Apple: Mehr Kontrolle für Siri-Nutzer

teleschau

Apple reagiert nach den Enthüllungen über die Mitschnitte von Siri-Interaktionen mit strengeren Richtlinien zu Audioaufzeichnungen und mehr Kontrolle für den Nutzer.

Apple will seinen Nutzern mehr Kontrolle über ihre Daten geben.
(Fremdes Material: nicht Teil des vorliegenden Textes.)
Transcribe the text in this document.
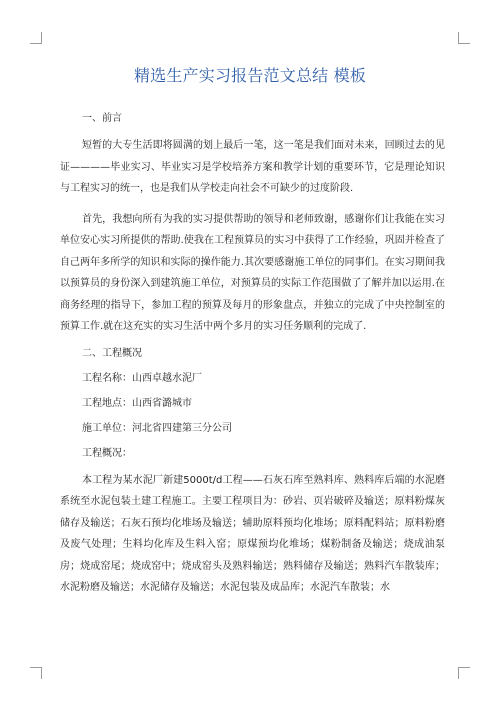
精选生产实习报告范文总结 模板
一、前言

短暂的大专生活即将圆满的划上最后一笔，这一笔是我们面对未来，回顾过去的见证————毕业实习、毕业实习是学校培养方案和教学计划的重要环节，它是理论知识与工程实习的统一，也是我们从学校走向社会不可缺少的过度阶段.

首先，我想向所有为我的实习提供帮助的领导和老师致谢，感谢你们让我能在实习单位安心实习所提供的帮助.使我在工程预算员的实习中获得了工作经验，巩固并检查了自己两年多所学的知识和实际的操作能力.其次要感谢施工单位的同事们。在实习期间我以预算员的身份深入到建筑施工单位，对预算员的实际工作范围做了了解并加以运用.在商务经理的指导下，参加工程的预算及每月的形象盘点，并独立的完成了中央控制室的预算工作.就在这充实的实习生活中两个多月的实习任务顺利的完成了.

二、工程概况
工程名称：山西卓越水泥厂
工程地点：山西省潞城市
施工单位：河北省四建第三分公司
工程概况：

本工程为某水泥厂新建5000t/d工程——石灰石库至熟料库、熟料库后端的水泥磨系统至水泥包装土建工程施工。主要工程项目为：砂岩、页岩破碎及输送；原料粉煤灰储存及输送；石灰石预均化堆场及输送；辅助原料预均化堆场；原料配料站；原料粉磨及废气处理；生料均化库及生料入窑；原煤预均化堆场；煤粉制备及输送；烧成油泵房；烧成窑尾；烧成窑中；烧成窑头及熟料输送；熟料储存及输送；熟料汽车散装库；水泥粉磨及输送；水泥储存及输送；水泥包装及成品库；水泥汽车散装；水
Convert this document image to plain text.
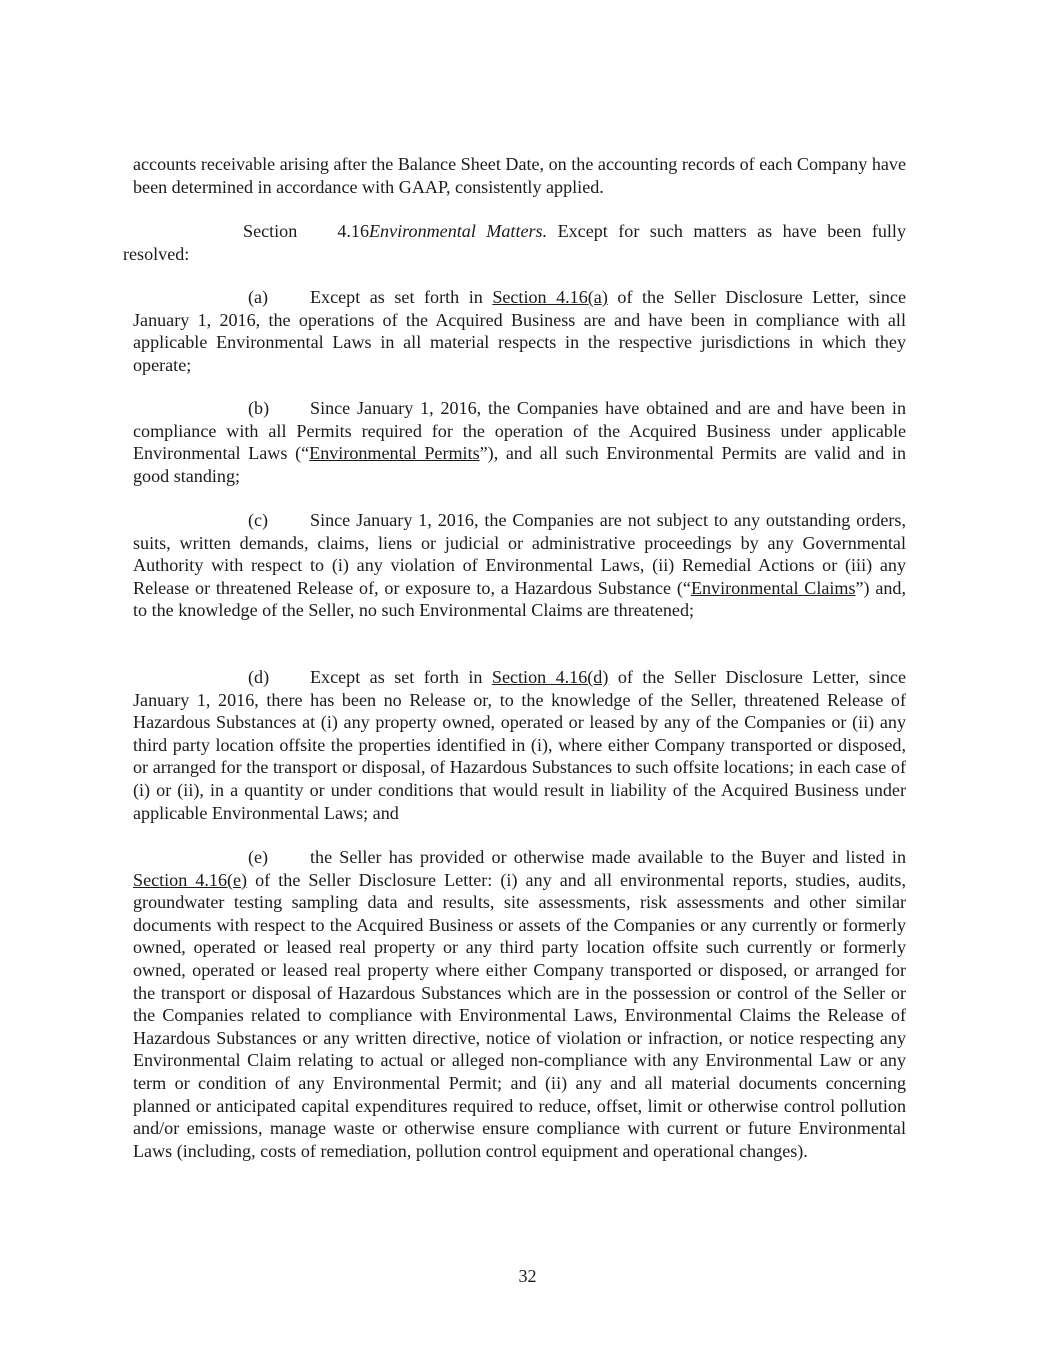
accounts receivable arising after the Balance Sheet Date, on the accounting records of each Company have been determined in accordance with GAAP, consistently applied.

Section 4.16Environmental Matters. Except for such matters as have been fully

resolved:

(a) Except as set forth in Section 4.16(a) of the Seller Disclosure Letter, since January 1, 2016, the operations of the Acquired Business are and have been in compliance with all applicable Environmental Laws in all material respects in the respective jurisdictions in which they operate;

(b) Since January 1, 2016, the Companies have obtained and are and have been in compliance with all Permits required for the operation of the Acquired Business under applicable Environmental Laws (“Environmental Permits”), and all such Environmental Permits are valid and in good standing;

(c) Since January 1, 2016, the Companies are not subject to any outstanding orders, suits, written demands, claims, liens or judicial or administrative proceedings by any Governmental Authority with respect to (i) any violation of Environmental Laws, (ii) Remedial Actions or (iii) any Release or threatened Release of, or exposure to, a Hazardous Substance (“Environmental Claims”) and, to the knowledge of the Seller, no such Environmental Claims are threatened;

(d) Except as set forth in Section 4.16(d) of the Seller Disclosure Letter, since January 1, 2016, there has been no Release or, to the knowledge of the Seller, threatened Release of Hazardous Substances at (i) any property owned, operated or leased by any of the Companies or (ii) any third party location offsite the properties identified in (i), where either Company transported or disposed, or arranged for the transport or disposal, of Hazardous Substances to such offsite locations; in each case of (i) or (ii), in a quantity or under conditions that would result in liability of the Acquired Business under applicable Environmental Laws; and

(e) the Seller has provided or otherwise made available to the Buyer and listed in Section 4.16(e) of the Seller Disclosure Letter: (i) any and all environmental reports, studies, audits, groundwater testing sampling data and results, site assessments, risk assessments and other similar documents with respect to the Acquired Business or assets of the Companies or any currently or formerly owned, operated or leased real property or any third party location offsite such currently or formerly owned, operated or leased real property where either Company transported or disposed, or arranged for the transport or disposal of Hazardous Substances which are in the possession or control of the Seller or the Companies related to compliance with Environmental Laws, Environmental Claims the Release of Hazardous Substances or any written directive, notice of violation or infraction, or notice respecting any Environmental Claim relating to actual or alleged non-compliance with any Environmental Law or any term or condition of any Environmental Permit; and (ii) any and all material documents concerning planned or anticipated capital expenditures required to reduce, offset, limit or otherwise control pollution and/or emissions, manage waste or otherwise ensure compliance with current or future Environmental Laws (including, costs of remediation, pollution control equipment and operational changes).

32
Wie der iPhone-Konzern in einem Statement am Mittwoch mitteilte, haben man auf die Berichte, das Mitschnitte von Nutzergesprächen mit Siri abgehört und abgetippt werden, reagiert. Man habe das "Grading", also den Qualitätsauswertungsprozess, umgehend ausgesetzt und mit einer Überprüfung der Vorgehensweisen begonnen.

Im Juli war öffentlich geworden, dass Mitarbeiter von Apple-Dienstleistern mit diesen Mitschnitten arbeiteten und teilweise sehr intime Themen zu hören gewesen seien. "Als Ergebnis unserer Überprüfung stellen wir fest, dass wir unseren hohen Maßstäben nicht vollständig gerecht geworden sind, und dafür möchten wir uns entschuldigen", teilt das Unternehmen in dem Statement mit.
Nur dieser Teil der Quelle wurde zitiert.